Although all groups worked with the same product concept (via the GPT Rowan), each team developed different interpretations based on their conversations with the AI. Group A took a direct approach by focusing solely on addressing the core solution. Group B expanded on the original requirements by adding their own set of features. Most surprisingly, Group C went beyond technical design to create a complete business plan!
This demonstrates how team members, even when working closely together, can develop remarkably different approaches and interpretations of the same product requirements.

When the marathon concluded, we moved to the judging phase. Since an AI handled the product requirements, I thought it fitting to have another AI evaluate the results. Meet "Lena Corell":

After exporting each group's Notion design document to PDF, we had Lena evaluate them based on four key metrics in system design: simplicity, scalability, elasticity, and availability. This evaluation process gave each team valuable insights into how their designs would perform under various scenarios and provided learning opportunities they could apply to future work.
While I won't share the complete judging results, here are some highlights from each group's feedback:
- Group A: "Group A's use of Cassandra and S3 reflects good judgment for write-heavy ingestion and long-term, cost-effective storage respectively, but lacks explicit strategies for scale under peak loads."

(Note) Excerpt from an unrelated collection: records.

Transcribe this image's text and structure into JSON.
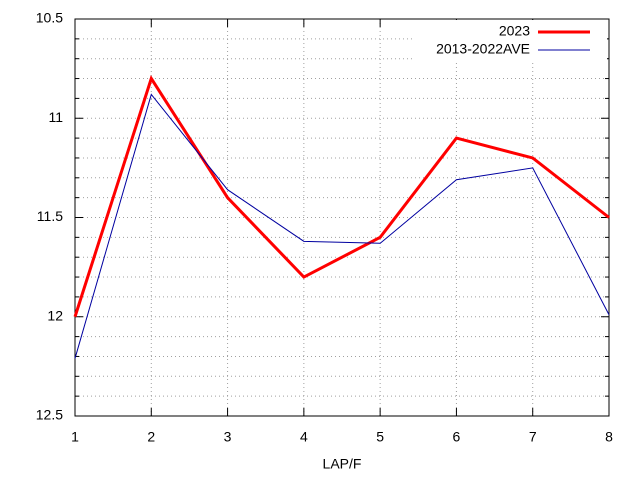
{
  "chart_data": {
    "type": "line",
    "x_label": "LAP/F",
    "x": [
      1,
      2,
      3,
      4,
      5,
      6,
      7,
      8
    ],
    "series": [
      {
        "name": "2023",
        "color": "#ff0000",
        "width": 3,
        "values": [
          12.0,
          10.8,
          11.4,
          11.8,
          11.6,
          11.1,
          11.2,
          11.5
        ]
      },
      {
        "name": "2013-2022AVE",
        "color": "#0000a0",
        "width": 1,
        "values": [
          12.21,
          10.88,
          11.36,
          11.62,
          11.63,
          11.31,
          11.25,
          11.99
        ]
      }
    ],
    "xlim": [
      1,
      8
    ],
    "xticks": [
      1,
      2,
      3,
      4,
      5,
      6,
      7,
      8
    ],
    "ylim": [
      10.5,
      12.5
    ],
    "yticks": [
      10.5,
      11,
      11.5,
      12,
      12.5
    ],
    "y_minor_ticks": [
      10.6,
      10.7,
      10.8,
      10.9,
      11.1,
      11.2,
      11.3,
      11.4,
      11.6,
      11.7,
      11.8,
      11.9,
      12.1,
      12.2,
      12.3,
      12.4
    ],
    "y_reversed": true,
    "grid": true,
    "legend": "top-right"
  }
}
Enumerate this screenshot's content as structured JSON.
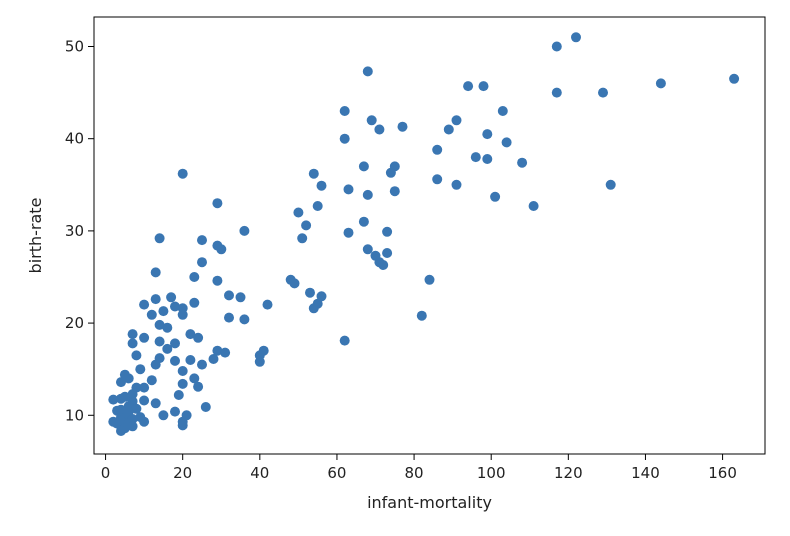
{
  "chart_data": {
    "type": "scatter",
    "title": "",
    "xlabel": "infant-mortality",
    "ylabel": "birth-rate",
    "xlim": [
      -3,
      171
    ],
    "ylim": [
      5.8,
      53.2
    ],
    "xticks": [
      0,
      20,
      40,
      60,
      80,
      100,
      120,
      140,
      160
    ],
    "yticks": [
      10,
      20,
      30,
      40,
      50
    ],
    "grid": false,
    "legend": "none",
    "marker_color": "#3a76b2",
    "points": [
      [
        117,
        50
      ],
      [
        122,
        51
      ],
      [
        163,
        46.5
      ],
      [
        144,
        46
      ],
      [
        129,
        45
      ],
      [
        117,
        45
      ],
      [
        94,
        45.7
      ],
      [
        98,
        45.7
      ],
      [
        68,
        47.3
      ],
      [
        62,
        43
      ],
      [
        69,
        42
      ],
      [
        71,
        41
      ],
      [
        77,
        41.3
      ],
      [
        62,
        40
      ],
      [
        103,
        43
      ],
      [
        91,
        42
      ],
      [
        89,
        41
      ],
      [
        99,
        40.5
      ],
      [
        104,
        39.6
      ],
      [
        86,
        38.8
      ],
      [
        96,
        38
      ],
      [
        99,
        37.8
      ],
      [
        108,
        37.4
      ],
      [
        67,
        37
      ],
      [
        75,
        37
      ],
      [
        74,
        36.3
      ],
      [
        54,
        36.2
      ],
      [
        20,
        36.2
      ],
      [
        86,
        35.6
      ],
      [
        91,
        35
      ],
      [
        131,
        35
      ],
      [
        56,
        34.9
      ],
      [
        63,
        34.5
      ],
      [
        75,
        34.3
      ],
      [
        68,
        33.9
      ],
      [
        101,
        33.7
      ],
      [
        55,
        32.7
      ],
      [
        111,
        32.7
      ],
      [
        29,
        33
      ],
      [
        50,
        32
      ],
      [
        67,
        31
      ],
      [
        52,
        30.6
      ],
      [
        51,
        29.2
      ],
      [
        63,
        29.8
      ],
      [
        73,
        29.9
      ],
      [
        36,
        30
      ],
      [
        14,
        29.2
      ],
      [
        25,
        29
      ],
      [
        29,
        28.4
      ],
      [
        30,
        28
      ],
      [
        68,
        28
      ],
      [
        70,
        27.3
      ],
      [
        73,
        27.6
      ],
      [
        71,
        26.6
      ],
      [
        72,
        26.3
      ],
      [
        25,
        26.6
      ],
      [
        23,
        25
      ],
      [
        13,
        25.5
      ],
      [
        48,
        24.7
      ],
      [
        49,
        24.3
      ],
      [
        84,
        24.7
      ],
      [
        29,
        24.6
      ],
      [
        32,
        23
      ],
      [
        35,
        22.8
      ],
      [
        53,
        23.3
      ],
      [
        56,
        22.9
      ],
      [
        55,
        22.1
      ],
      [
        42,
        22
      ],
      [
        54,
        21.6
      ],
      [
        17,
        22.8
      ],
      [
        13,
        22.6
      ],
      [
        23,
        22.2
      ],
      [
        10,
        22
      ],
      [
        18,
        21.8
      ],
      [
        20,
        21.6
      ],
      [
        15,
        21.3
      ],
      [
        12,
        20.9
      ],
      [
        20,
        20.9
      ],
      [
        32,
        20.6
      ],
      [
        36,
        20.4
      ],
      [
        82,
        20.8
      ],
      [
        14,
        19.8
      ],
      [
        16,
        19.5
      ],
      [
        22,
        18.8
      ],
      [
        24,
        18.4
      ],
      [
        7,
        18.8
      ],
      [
        10,
        18.4
      ],
      [
        7,
        17.8
      ],
      [
        14,
        18
      ],
      [
        18,
        17.8
      ],
      [
        16,
        17.2
      ],
      [
        40,
        16.5
      ],
      [
        41,
        17
      ],
      [
        29,
        17
      ],
      [
        31,
        16.8
      ],
      [
        28,
        16.1
      ],
      [
        22,
        16
      ],
      [
        8,
        16.5
      ],
      [
        14,
        16.2
      ],
      [
        18,
        15.9
      ],
      [
        25,
        15.5
      ],
      [
        40,
        15.8
      ],
      [
        62,
        18.1
      ],
      [
        13,
        15.5
      ],
      [
        9,
        15
      ],
      [
        20,
        14.8
      ],
      [
        5,
        14.4
      ],
      [
        6,
        14
      ],
      [
        23,
        14
      ],
      [
        20,
        13.4
      ],
      [
        12,
        13.8
      ],
      [
        4,
        13.6
      ],
      [
        8,
        13
      ],
      [
        10,
        13
      ],
      [
        24,
        13.1
      ],
      [
        19,
        12.2
      ],
      [
        7,
        12.3
      ],
      [
        4,
        11.8
      ],
      [
        5,
        12
      ],
      [
        2,
        11.7
      ],
      [
        7,
        11.5
      ],
      [
        10,
        11.6
      ],
      [
        13,
        11.3
      ],
      [
        6,
        11
      ],
      [
        3,
        10.5
      ],
      [
        4,
        10.6
      ],
      [
        5,
        10.3
      ],
      [
        6,
        10.4
      ],
      [
        8,
        10.7
      ],
      [
        15,
        10
      ],
      [
        18,
        10.4
      ],
      [
        21,
        10
      ],
      [
        26,
        10.9
      ],
      [
        4,
        9.8
      ],
      [
        5,
        9.7
      ],
      [
        9,
        9.8
      ],
      [
        2,
        9.3
      ],
      [
        3,
        9.1
      ],
      [
        4,
        9.4
      ],
      [
        6,
        9.2
      ],
      [
        7,
        9.6
      ],
      [
        10,
        9.3
      ],
      [
        5,
        8.6
      ],
      [
        7,
        8.8
      ],
      [
        4,
        8.3
      ],
      [
        20,
        9.3
      ],
      [
        20,
        8.9
      ]
    ]
  }
}
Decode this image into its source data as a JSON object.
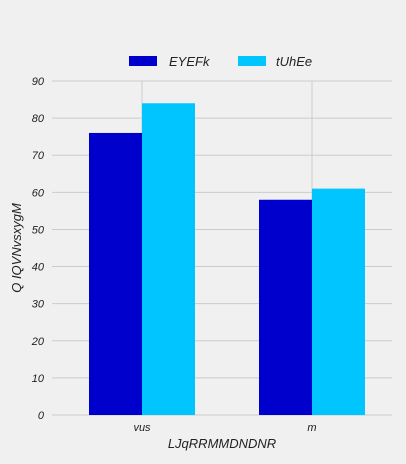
{
  "chart_data": {
    "type": "bar",
    "categories": [
      "vus",
      "m"
    ],
    "series": [
      {
        "name": "EYEFk",
        "values": [
          76,
          58
        ],
        "color": "#0000cd"
      },
      {
        "name": "tUhEe",
        "values": [
          84,
          61
        ],
        "color": "#00c5ff"
      }
    ],
    "xlabel": "LJqRRMMDNDNR",
    "ylabel": "Q IQVNvsxygM",
    "ylim": [
      0,
      90
    ],
    "yticks": [
      0,
      10,
      20,
      30,
      40,
      50,
      60,
      70,
      80,
      90
    ],
    "grid": true,
    "legend_position": "top-center",
    "background": "#f0f0f0"
  }
}
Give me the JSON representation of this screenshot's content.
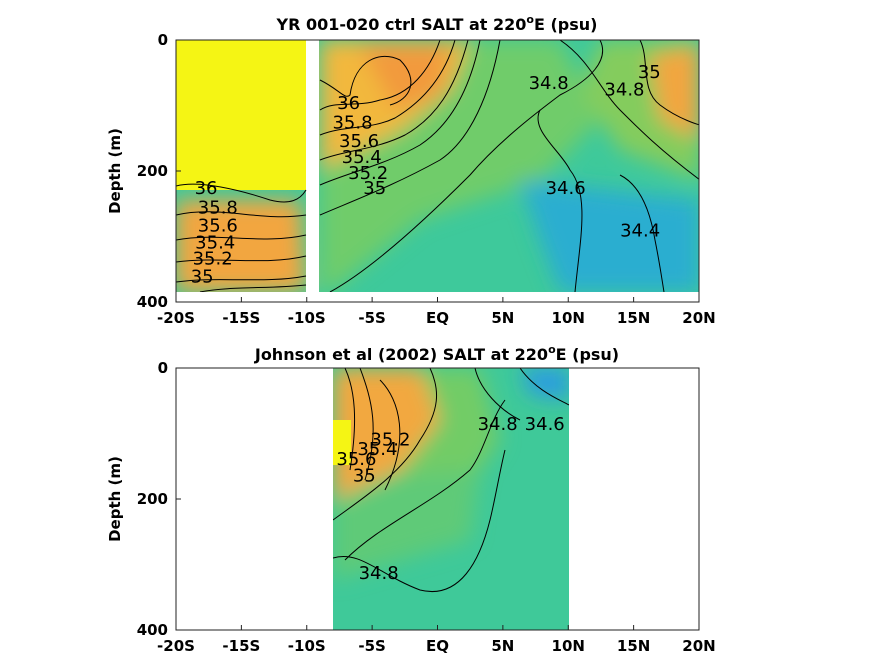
{
  "chart_data": [
    {
      "type": "heatmap",
      "title": "YR 001-020 ctrl SALT at 220",
      "title_sup": "o",
      "title_suffix": "E (psu)",
      "ylabel": "Depth (m)",
      "xlim": [
        -20,
        20
      ],
      "ylim": [
        0,
        400
      ],
      "y_reversed": true,
      "x_ticks": [
        -20,
        -15,
        -10,
        -5,
        0,
        5,
        10,
        15,
        20
      ],
      "x_tick_labels": [
        "-20S",
        "-15S",
        "-10S",
        "-5S",
        "EQ",
        "5N",
        "10N",
        "15N",
        "20N"
      ],
      "y_ticks": [
        0,
        200,
        400
      ],
      "y_tick_labels": [
        "0",
        "200",
        "400"
      ],
      "data_x_range": [
        -20,
        20
      ],
      "data_depth_range": [
        0,
        385
      ],
      "missing_x_band": [
        -10.2,
        -9.2
      ],
      "contour_labels": [
        {
          "text": "36",
          "x": -17.7,
          "depth": 235
        },
        {
          "text": "35.8",
          "x": -16.8,
          "depth": 265
        },
        {
          "text": "35.6",
          "x": -16.8,
          "depth": 292
        },
        {
          "text": "35.4",
          "x": -17.0,
          "depth": 318
        },
        {
          "text": "35.2",
          "x": -17.2,
          "depth": 343
        },
        {
          "text": "35",
          "x": -18.0,
          "depth": 370
        },
        {
          "text": "36",
          "x": -6.8,
          "depth": 105
        },
        {
          "text": "35.8",
          "x": -6.5,
          "depth": 135
        },
        {
          "text": "35.6",
          "x": -6.0,
          "depth": 163
        },
        {
          "text": "35.4",
          "x": -5.8,
          "depth": 188
        },
        {
          "text": "35.2",
          "x": -5.3,
          "depth": 212
        },
        {
          "text": "35",
          "x": -4.8,
          "depth": 235
        },
        {
          "text": "34.8",
          "x": 8.5,
          "depth": 75
        },
        {
          "text": "34.8",
          "x": 14.3,
          "depth": 85
        },
        {
          "text": "35",
          "x": 16.2,
          "depth": 58
        },
        {
          "text": "34.6",
          "x": 9.8,
          "depth": 235
        },
        {
          "text": "34.4",
          "x": 15.5,
          "depth": 300
        }
      ],
      "colorscale": {
        "low": "#1e9be6",
        "mid": "#39c9a0",
        "high": "#fafa14",
        "range_psu": [
          34.2,
          36.2
        ]
      }
    },
    {
      "type": "heatmap",
      "title": "Johnson et al (2002) SALT at 220",
      "title_sup": "o",
      "title_suffix": "E (psu)",
      "ylabel": "Depth (m)",
      "xlim": [
        -20,
        20
      ],
      "ylim": [
        0,
        400
      ],
      "y_reversed": true,
      "x_ticks": [
        -20,
        -15,
        -10,
        -5,
        0,
        5,
        10,
        15,
        20
      ],
      "x_tick_labels": [
        "-20S",
        "-15S",
        "-10S",
        "-5S",
        "EQ",
        "5N",
        "10N",
        "15N",
        "20N"
      ],
      "y_ticks": [
        0,
        200,
        400
      ],
      "y_tick_labels": [
        "0",
        "200",
        "400"
      ],
      "data_x_range": [
        -8,
        10
      ],
      "data_depth_range": [
        0,
        400
      ],
      "contour_labels": [
        {
          "text": "35.6",
          "x": -6.2,
          "depth": 148
        },
        {
          "text": "35.4",
          "x": -4.6,
          "depth": 133
        },
        {
          "text": "35.2",
          "x": -3.6,
          "depth": 118
        },
        {
          "text": "35",
          "x": -5.6,
          "depth": 173
        },
        {
          "text": "34.8",
          "x": 4.6,
          "depth": 95
        },
        {
          "text": "34.6",
          "x": 8.2,
          "depth": 95
        },
        {
          "text": "34.8",
          "x": -4.5,
          "depth": 322
        }
      ],
      "colorscale": {
        "low": "#1e9be6",
        "mid": "#39c9a0",
        "high": "#fafa14",
        "range_psu": [
          34.2,
          36.2
        ]
      }
    }
  ]
}
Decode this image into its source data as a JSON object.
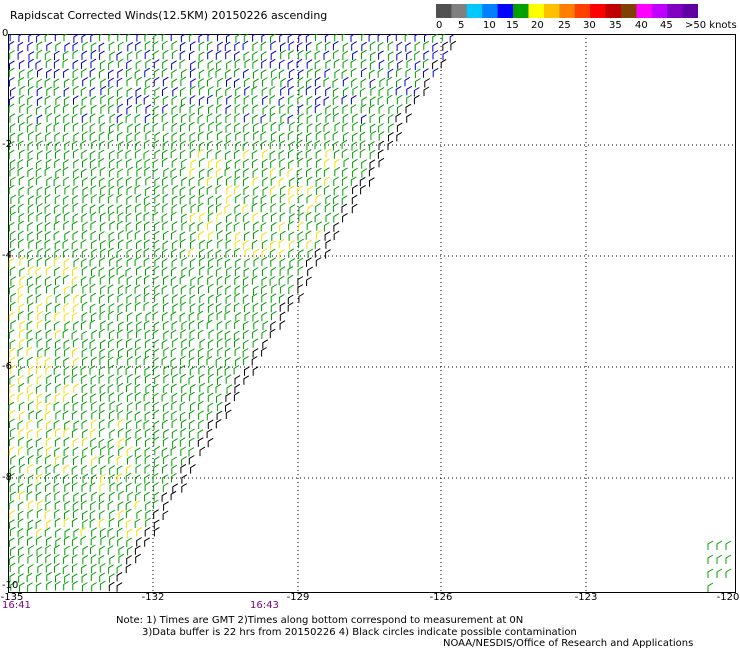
{
  "title": "Rapidscat Corrected Winds(12.5KM) 20150226 ascending",
  "legend": {
    "labels": [
      "0",
      "5",
      "10",
      "15",
      "20",
      "25",
      "30",
      "35",
      "40",
      "45",
      ">50 knots"
    ],
    "colors": [
      "#505050",
      "#808080",
      "#00c8ff",
      "#0080ff",
      "#0000ff",
      "#00a000",
      "#ffff00",
      "#ffc000",
      "#ff8000",
      "#ff4000",
      "#ff0000",
      "#c00000",
      "#804000",
      "#ff00ff",
      "#c000ff",
      "#8000c0",
      "#6000a0"
    ]
  },
  "axes": {
    "y_labels": [
      "0",
      "-2",
      "-4",
      "-6",
      "-8",
      "-10"
    ],
    "x_labels": [
      "-135",
      "-132",
      "-129",
      "-126",
      "-123",
      "-120"
    ],
    "time_labels": [
      "16:41",
      "16:43"
    ]
  },
  "notes": {
    "line1": "Note: 1) Times are GMT 2)Times along bottom correspond to measurement at 0N",
    "line2": "3)Data buffer is 22 hrs from 20150226 4) Black circles indicate possible contamination",
    "line3": "NOAA/NESDIS/Office of Research and Applications"
  }
}
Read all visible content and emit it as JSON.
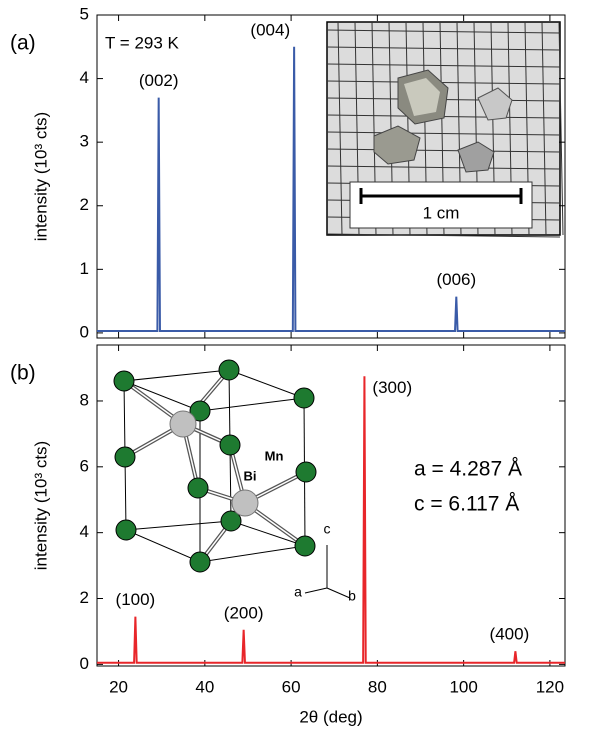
{
  "chart_data": [
    {
      "type": "line",
      "panel_label": "(a)",
      "annotations": [
        "T = 293 K"
      ],
      "y_label": "intensity (10³ cts)",
      "x": [
        15,
        29.0,
        29.3,
        29.6,
        60.4,
        60.7,
        61.0,
        98.0,
        98.3,
        98.6,
        123.5
      ],
      "series": [
        {
          "color": "#3a5ba8",
          "values": [
            0.03,
            0.03,
            3.7,
            0.03,
            0.03,
            4.5,
            0.03,
            0.03,
            0.57,
            0.03,
            0.03
          ]
        }
      ],
      "peak_labels": [
        "(002)",
        "(004)",
        "(006)"
      ],
      "xlim": [
        15,
        123.5
      ],
      "ylim": [
        -0.08,
        5
      ],
      "xticks": [
        20,
        40,
        60,
        80,
        100,
        120
      ],
      "yticks": [
        0,
        1,
        2,
        3,
        4,
        5
      ],
      "show_xtick_labels": false,
      "inset_labels": [
        "1 cm"
      ]
    },
    {
      "type": "line",
      "panel_label": "(b)",
      "annotations": [
        "a = 4.287 Å",
        "c = 6.117 Å"
      ],
      "x_label": "2θ (deg)",
      "y_label": "intensity (10³ cts)",
      "x": [
        15,
        23.6,
        23.9,
        24.2,
        48.7,
        49.0,
        49.3,
        76.7,
        77.0,
        77.3,
        111.7,
        112.0,
        112.3,
        123.5
      ],
      "series": [
        {
          "color": "#e8262a",
          "values": [
            0.05,
            0.05,
            1.45,
            0.05,
            0.05,
            1.05,
            0.05,
            0.05,
            8.75,
            0.05,
            0.05,
            0.4,
            0.05,
            0.05
          ]
        }
      ],
      "peak_labels": [
        "(100)",
        "(200)",
        "(300)",
        "(400)"
      ],
      "xlim": [
        15,
        123.5
      ],
      "ylim": [
        -0.05,
        9.7
      ],
      "xticks": [
        20,
        40,
        60,
        80,
        100,
        120
      ],
      "yticks": [
        0,
        2,
        4,
        6,
        8
      ],
      "show_xtick_labels": true,
      "inset_labels": [
        "Mn",
        "Bi",
        "c",
        "a",
        "b"
      ]
    }
  ]
}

- Group B: "Group B's design for the Emotional Lens Filter shows thoughtful feature mapping and user experience considerations. However, the system architecture could use some adjustments to meet the demands posed by SubText's scale, latency, and durability requirements."
- Group C: "Group C presents a well-reasoned and technically sound architecture for SubText. It shows good understanding of the scale and emotional complexity of the product. However, to elevate the design further, introducing failover strategies and ensuring all services meet the ultra-low latency requirements would be beneficial."
Conclusion and Takeaways
This activity yielded several valuable insights that can benefit our team and similar initiatives in the future.
- There are low-cost and low-risk activities that can elevate your team's skills and collaboration.
- Although we all work in the same environment, our interpretations and approaches to matters can vary widely, so improving our means of communication can help us be more effective.
- With AI, we can simulate real-world scenarios that would be difficult to perform in a controlled environment.
- With AI, we can introduce a feedback system to help us improve that would otherwise be very time-consuming or costly.
In conclusion, I hope this blog has given you valuable insights into how brief, focused activities can significantly benefit your team. Whether or not you implement a similar design marathon with your own colleagues, I hope you've gained useful takeaways from our experience that you can apply to your own teamwork approaches. And, as our team likes to say after every meeting: "Change lives!"